Höhe der Impfrate? Evaluation dazu im Spätsommer
Die Frage der Einführung einer Impfpflicht ab 50 jetzt schon an eine bestimmte Impfrate zu knüpfen, sei schwierig, so Ullmann. „Heute zu sagen, wir brauchen im Herbst eine Impfquote von 95 Prozent, ist wenig seriös.“ Näheres solle die für den Spätsommer geplante Überprüfung der Regelung ergeben. Bis dahin sei die weitere Entwicklung der Pandemie abzuwarten, ebenso die Frage, ob sich neue Virusvarianten ausbildeten.
Kuhle widersprach dem Eindruck, Beratungs- oder Impfpflicht stellten eine Fortsetzung pandemiebedingter Freiheitsbeschränkungen dar. Die Impfung sei vielmehr der Weg, um die Beschränkungen zu beenden.

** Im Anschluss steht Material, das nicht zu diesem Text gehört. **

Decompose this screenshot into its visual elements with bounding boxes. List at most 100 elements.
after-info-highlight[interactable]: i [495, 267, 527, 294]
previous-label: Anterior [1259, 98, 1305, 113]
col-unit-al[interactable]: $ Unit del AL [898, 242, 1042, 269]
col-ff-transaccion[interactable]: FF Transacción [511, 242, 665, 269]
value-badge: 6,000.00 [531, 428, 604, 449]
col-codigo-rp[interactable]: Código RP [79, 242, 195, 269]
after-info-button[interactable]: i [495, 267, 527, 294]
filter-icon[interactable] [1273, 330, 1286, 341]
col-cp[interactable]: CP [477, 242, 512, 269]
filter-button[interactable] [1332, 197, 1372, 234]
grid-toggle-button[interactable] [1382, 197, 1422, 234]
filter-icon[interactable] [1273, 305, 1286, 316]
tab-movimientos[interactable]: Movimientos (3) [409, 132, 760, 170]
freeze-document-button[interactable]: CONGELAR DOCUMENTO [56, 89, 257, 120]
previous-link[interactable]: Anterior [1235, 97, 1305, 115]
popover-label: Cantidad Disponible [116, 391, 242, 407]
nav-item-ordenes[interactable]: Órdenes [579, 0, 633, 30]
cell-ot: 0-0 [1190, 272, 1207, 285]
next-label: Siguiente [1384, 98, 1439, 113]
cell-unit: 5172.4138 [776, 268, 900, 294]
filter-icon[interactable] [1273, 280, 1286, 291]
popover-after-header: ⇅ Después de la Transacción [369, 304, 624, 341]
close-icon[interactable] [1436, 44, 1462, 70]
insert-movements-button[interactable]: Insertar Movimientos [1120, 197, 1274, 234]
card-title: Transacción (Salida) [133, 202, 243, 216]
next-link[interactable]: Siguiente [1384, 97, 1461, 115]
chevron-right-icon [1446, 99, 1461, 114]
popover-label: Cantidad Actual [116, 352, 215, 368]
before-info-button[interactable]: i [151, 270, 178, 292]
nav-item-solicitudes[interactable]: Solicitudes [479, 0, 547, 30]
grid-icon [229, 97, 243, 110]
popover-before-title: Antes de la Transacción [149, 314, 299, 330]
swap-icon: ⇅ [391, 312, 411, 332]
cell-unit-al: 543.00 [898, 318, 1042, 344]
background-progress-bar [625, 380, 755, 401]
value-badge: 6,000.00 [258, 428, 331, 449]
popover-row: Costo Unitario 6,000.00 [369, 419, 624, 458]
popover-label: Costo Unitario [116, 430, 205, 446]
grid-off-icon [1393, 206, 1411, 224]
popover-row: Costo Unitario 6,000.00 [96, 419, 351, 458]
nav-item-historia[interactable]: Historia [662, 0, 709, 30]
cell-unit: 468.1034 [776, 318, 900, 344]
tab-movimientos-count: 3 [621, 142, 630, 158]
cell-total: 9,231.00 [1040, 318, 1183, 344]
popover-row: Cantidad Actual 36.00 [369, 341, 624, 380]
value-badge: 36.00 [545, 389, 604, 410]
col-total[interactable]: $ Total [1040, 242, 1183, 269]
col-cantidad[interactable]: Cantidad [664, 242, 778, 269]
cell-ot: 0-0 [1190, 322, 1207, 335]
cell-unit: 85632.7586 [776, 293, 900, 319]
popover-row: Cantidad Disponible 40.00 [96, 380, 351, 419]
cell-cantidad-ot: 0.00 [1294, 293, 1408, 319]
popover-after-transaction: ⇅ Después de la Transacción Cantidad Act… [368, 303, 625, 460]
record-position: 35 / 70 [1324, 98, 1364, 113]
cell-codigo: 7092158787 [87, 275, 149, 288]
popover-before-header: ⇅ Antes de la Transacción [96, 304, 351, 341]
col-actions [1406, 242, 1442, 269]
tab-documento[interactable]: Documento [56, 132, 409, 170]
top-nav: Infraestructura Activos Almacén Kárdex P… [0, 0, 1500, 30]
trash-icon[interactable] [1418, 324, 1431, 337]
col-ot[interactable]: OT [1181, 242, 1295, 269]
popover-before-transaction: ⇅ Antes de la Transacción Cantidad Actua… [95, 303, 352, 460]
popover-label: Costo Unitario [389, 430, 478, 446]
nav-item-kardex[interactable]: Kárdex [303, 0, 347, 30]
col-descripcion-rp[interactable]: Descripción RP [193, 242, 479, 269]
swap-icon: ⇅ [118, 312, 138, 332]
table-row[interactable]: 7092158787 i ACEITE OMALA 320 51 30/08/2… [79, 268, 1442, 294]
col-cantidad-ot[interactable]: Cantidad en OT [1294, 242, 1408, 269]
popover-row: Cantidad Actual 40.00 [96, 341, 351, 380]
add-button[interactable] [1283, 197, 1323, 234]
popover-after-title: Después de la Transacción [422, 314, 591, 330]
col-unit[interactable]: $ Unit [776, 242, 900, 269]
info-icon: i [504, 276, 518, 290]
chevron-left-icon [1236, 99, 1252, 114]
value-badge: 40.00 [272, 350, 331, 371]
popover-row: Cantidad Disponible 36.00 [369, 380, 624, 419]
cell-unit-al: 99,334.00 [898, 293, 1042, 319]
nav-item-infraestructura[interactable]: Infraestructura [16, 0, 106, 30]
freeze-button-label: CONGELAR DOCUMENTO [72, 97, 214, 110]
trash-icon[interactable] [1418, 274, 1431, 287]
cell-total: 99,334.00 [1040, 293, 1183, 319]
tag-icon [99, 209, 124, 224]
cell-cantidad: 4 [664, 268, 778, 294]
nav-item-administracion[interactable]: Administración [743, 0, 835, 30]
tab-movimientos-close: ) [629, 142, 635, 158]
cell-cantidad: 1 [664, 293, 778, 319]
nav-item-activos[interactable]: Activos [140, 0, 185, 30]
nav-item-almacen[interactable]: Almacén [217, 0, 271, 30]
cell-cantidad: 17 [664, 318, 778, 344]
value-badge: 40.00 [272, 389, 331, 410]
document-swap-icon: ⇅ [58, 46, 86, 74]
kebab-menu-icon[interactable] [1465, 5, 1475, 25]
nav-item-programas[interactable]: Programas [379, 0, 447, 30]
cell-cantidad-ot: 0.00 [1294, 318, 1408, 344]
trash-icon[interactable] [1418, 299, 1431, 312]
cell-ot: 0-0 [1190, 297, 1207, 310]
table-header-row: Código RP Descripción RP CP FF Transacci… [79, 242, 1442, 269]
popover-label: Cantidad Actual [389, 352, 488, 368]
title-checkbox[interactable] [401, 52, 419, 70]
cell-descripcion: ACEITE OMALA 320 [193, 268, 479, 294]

Der Bundestag will die Frage einer Corona-Impfpflicht und die dazu bislang vorliegenden vier Gruppenanträge im März beraten und beschließen. Ullmann betonte, es sei noch kein „Modus Vivendi“ gefunden worden, in welcher Reihenfolge die Anträge abgestimmt würden.
Kuhle verwies in diesem Zusammenhang auf das 2020 verabschiedete Organspendegesetz. Damals sei der inhaltlich schärfste Antrag als erstes zur Abstimmung gestellt worden – im Anschluss daran die abgestuften Varianten. Das könne Blaupause für die Impfdebatte im Parlament sein.